Высокий мужчина, стройный и гордый видом, с лицом властным и хищным, одетый в простой, но элегантный, старинный охотничий костюм зелёного бархата и изящные сапожки с узкими голенищами, появился на пороге. Собранные в тугой хвостик, чёрные, слегка посеребрённые на висках волосы, открывали глубокие благородные залысины на высоком лбу.
Нос с горбинкой, тонкие надменные губы и выдающийся вперёд подбородок делали его похожим на опасную птицу. Тонкая линия подстриженных усиков плавно переходила в небольшую клинообразную бородку, а мочки ушей оттягивали вниз массивные серебряные серьги.
Незнакомец застыл на пороге, слегка обозначив кивок головой, обращённый исключительно к Йоле, хотя кроме неё в помещении находились огромный чёрный ворон, сидящей на столе подле возложенных голых ног в страшенных сапогах, и Монакура Пуу, перемотанный лоскутами белых тряпок.
— Князь, — низкий голос Йоли прозвучал весьма уважительно, но ноги остались на столе; госпожа лейтенант более ничем не проявила решительно никакого гостеприимства.
Не дожидаясь приглашения, мужчина подошёл к дощатому столу, длинным носком сапога отодвинул грубый табурет и присел на краешек, манерно откинув полы расстёгнутого плаща.

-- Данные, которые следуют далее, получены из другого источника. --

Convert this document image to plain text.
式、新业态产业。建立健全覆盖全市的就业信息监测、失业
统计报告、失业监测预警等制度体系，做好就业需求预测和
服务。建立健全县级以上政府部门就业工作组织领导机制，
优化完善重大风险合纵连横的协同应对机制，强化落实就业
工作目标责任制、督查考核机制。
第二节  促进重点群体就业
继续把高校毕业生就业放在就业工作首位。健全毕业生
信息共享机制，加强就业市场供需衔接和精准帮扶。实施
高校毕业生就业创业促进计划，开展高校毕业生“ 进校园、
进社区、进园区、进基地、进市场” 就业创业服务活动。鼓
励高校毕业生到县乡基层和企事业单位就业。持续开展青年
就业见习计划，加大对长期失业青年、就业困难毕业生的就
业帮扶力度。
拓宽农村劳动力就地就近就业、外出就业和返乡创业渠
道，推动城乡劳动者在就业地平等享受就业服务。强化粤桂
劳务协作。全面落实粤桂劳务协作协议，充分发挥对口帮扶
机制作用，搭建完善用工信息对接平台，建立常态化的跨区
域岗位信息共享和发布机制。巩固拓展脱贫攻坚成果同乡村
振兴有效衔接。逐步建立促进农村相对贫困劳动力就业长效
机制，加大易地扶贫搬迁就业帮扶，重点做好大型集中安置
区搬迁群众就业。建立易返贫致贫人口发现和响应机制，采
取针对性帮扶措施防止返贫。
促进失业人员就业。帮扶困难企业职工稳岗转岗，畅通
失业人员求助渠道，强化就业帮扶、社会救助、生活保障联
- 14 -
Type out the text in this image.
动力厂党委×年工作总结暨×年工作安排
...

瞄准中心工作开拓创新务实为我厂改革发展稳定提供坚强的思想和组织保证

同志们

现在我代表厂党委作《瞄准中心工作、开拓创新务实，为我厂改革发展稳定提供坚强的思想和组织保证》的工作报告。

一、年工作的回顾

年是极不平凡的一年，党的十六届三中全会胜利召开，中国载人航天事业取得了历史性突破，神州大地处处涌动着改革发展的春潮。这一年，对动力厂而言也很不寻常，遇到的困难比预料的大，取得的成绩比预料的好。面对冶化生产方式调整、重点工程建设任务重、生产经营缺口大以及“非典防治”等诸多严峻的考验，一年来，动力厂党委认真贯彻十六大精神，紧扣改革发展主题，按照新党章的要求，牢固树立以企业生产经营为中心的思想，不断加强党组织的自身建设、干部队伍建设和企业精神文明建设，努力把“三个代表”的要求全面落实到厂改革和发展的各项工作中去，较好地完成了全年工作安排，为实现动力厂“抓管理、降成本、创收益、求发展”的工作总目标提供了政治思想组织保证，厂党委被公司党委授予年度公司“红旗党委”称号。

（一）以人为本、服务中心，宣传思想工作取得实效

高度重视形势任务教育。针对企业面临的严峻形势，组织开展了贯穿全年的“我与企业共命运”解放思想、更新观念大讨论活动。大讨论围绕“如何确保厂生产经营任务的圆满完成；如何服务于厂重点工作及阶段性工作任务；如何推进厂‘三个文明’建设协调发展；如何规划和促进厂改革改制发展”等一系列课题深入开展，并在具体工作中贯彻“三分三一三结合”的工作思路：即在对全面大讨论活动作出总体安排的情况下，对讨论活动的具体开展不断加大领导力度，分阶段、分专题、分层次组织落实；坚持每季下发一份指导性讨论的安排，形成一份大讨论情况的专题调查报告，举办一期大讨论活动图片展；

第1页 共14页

Он задрал ногу на ногу и грациозно оперся на тонкую блестящую трость с белым набалдашником, изображающим рогатую голову то ли сатира, то ли подобного ему чёрта.
— Для начала мы закончим с нашим контрактом, ибо я привык завершать начатые дела, — прозвучал приятный оперный баритон.
Йоля не ответила. Она сидела, слегка склонив голову и из-за спутанных красных волос на мужчину смотрели жёлто-зелёные глаза, отражающие пляшущее пламя камина. Грим и Монакура тоже застыли недвижными изваяниями, пристально следя за гостем.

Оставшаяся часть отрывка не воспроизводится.